Florian a dit: «Mon humble avis c’est que ça a été une catastrophe. Il n’y avait pas de masques, pas de blouses pour les soignants. On a bien vu que les hôpitaux ont été saturés très rapidement. Ça prouve bien que tout est mal géré depuis des années. Ce qui me reste toujours en travers de la gorge, c’est l’histoire du ‘masque qui ne sert a rien’. Mais on n’a pas besoin d’être médecin pour savoir qu’un masque sert toujours à quelque chose quand on est malade, alors ça ne sert à rien de nous dire à la télé que les masques ne servent à rien.

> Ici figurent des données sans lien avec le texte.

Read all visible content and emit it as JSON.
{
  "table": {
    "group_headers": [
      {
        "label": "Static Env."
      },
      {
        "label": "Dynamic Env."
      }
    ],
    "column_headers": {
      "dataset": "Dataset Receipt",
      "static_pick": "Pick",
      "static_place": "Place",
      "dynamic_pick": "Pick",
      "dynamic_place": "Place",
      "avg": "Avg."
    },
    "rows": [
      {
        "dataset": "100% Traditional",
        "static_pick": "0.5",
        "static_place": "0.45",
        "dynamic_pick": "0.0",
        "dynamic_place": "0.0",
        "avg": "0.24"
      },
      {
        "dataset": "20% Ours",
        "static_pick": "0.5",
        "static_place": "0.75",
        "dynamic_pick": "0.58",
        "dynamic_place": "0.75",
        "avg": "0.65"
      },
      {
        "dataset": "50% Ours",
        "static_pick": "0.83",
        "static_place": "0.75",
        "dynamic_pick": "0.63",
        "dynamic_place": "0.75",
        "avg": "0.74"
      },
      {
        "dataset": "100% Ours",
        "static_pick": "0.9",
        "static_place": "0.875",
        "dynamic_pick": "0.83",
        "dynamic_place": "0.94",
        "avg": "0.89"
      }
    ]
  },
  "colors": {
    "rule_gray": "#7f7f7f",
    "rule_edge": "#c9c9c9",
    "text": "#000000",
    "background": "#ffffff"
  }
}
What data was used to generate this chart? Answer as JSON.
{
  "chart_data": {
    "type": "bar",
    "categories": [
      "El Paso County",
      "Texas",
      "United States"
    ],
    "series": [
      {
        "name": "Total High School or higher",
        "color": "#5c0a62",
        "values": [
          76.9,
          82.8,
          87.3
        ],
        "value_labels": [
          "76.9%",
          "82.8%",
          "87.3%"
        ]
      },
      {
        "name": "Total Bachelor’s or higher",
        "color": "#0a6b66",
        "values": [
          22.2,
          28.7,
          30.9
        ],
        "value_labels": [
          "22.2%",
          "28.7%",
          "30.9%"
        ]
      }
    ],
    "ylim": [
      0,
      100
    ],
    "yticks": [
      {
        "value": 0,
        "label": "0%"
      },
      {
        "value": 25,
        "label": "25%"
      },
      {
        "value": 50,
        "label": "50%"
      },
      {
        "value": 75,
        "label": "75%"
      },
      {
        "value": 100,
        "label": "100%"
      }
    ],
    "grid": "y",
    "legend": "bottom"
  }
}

J’ai trouvé ça ridicule.»

Tout en soulignant l’activité des délégués syndicaux sur le site de Grandpuits, les travailleurs ont souligné les difficultés posées par l’immobilisme des directions syndicales. Alors que les syndicats français ont d’énormes budgets d’environ 4 milliards d’euros annuels, ces sommes sont englouties par les appareils et n’apparaissent pas dans les caisses de grève. Alors que les directions syndicales négocient avec Macron, le «président des riches», ils étouffent la colère ouvrière.

«Si les gens veulent aller manifester, c’est des pertes de salaire, alors c’est compliqué», a dit Alexis, alors que Florian disait: «Tout le monde se bat un peu dans son coin. … C’est vrai que quand il y a un mouvement, c’est au niveau soit du site, soit du groupe. C’est terminé, les grands mouvements avec les routiers et les agriculteurs.»

Franck a expliqué pourquoi c’est difficile pour lui de faire grève: «Bien sûr, nous on veut tous être augmentés, mais malheureusement dans la vie on ne peut pas tous faire grève tout le temps. Il y en a certains qui peuvent se le permettre et d’autres non. Avec les crédits, si je ne fais pas trois, quatre jours de travail, ça va je suis coulé.»

Franck a souligné la méfiance envers les appareils syndicaux que partagent de larges couches de travailleurs, en France et au-delà: «Maintenant les syndicats, ce ne sont plus les syndicats d’avant. Maintenant, les patrons et les syndicats se voient et on ne sait pas ce qu’ils se disent. Et puis ils disent on reprend, et on reprend. … C’est comme ça, ce n’est plus les syndicats de l’époque de nos arrière-grands-parents qui se battaient pour l’ouvrier, eux ils regardent leur bien. Au restaurant on leur file une petite enveloppe, c’est comme ça que ça se passe.»

Florian a décrit ainsi la communication et la collaboration entre le patronat et les directions syndicales pendant les luttes: «Le patronat s’arrange pour donner une miette à un tel, pour qu’il lâche le mouvement. Quand tu fais ça avec plusieurs, au bout d’un moment le mouvement va se déliter, et puis il y a toujours un qui reste tout seul et qui va devoir arrêter la grève. … C’est plus l’employeur qui a le pouvoir sur nous aujourd’hui que nous qui avons le pouvoir sur l’employeur.»

La raffinerie de Total à Grandpuits

Les reporters du WSWS ont proposé de briser le diktat des appareils syndicaux sur les luttes de la base, en construisant des comités de base pour unifier les travailleurs, au-delà des frontières nationales, contre les politiques des États capitalistes et des multinationales. Les travailleurs de Total ont réagi avec intérêt et enthousiasme.

Florian a dit: «Il faudrait changer tout le système. Comme vous dites, Total c’est international. Entre un pays en Afrique et un pays européen ou un pays en Asie, on n’aura pas les mêmes revendications, on n’aura pas les mêmes besoins. Il faudrait changer tout le système pour arriver à unifier tout le monde. C’est ça qu’ils devraient faire … Ce serait le meilleur, une grande grève générale.»

Alexis a dit: «Un jour, il faudra qu’on en arrive là. Si on attend toujours que le gouvernement fasse un pas vers les travailleurs, on n’arrivera jamais. Avec tout ce qui se passe en ce moment, la loi retraite, c’est à nous de bouger.»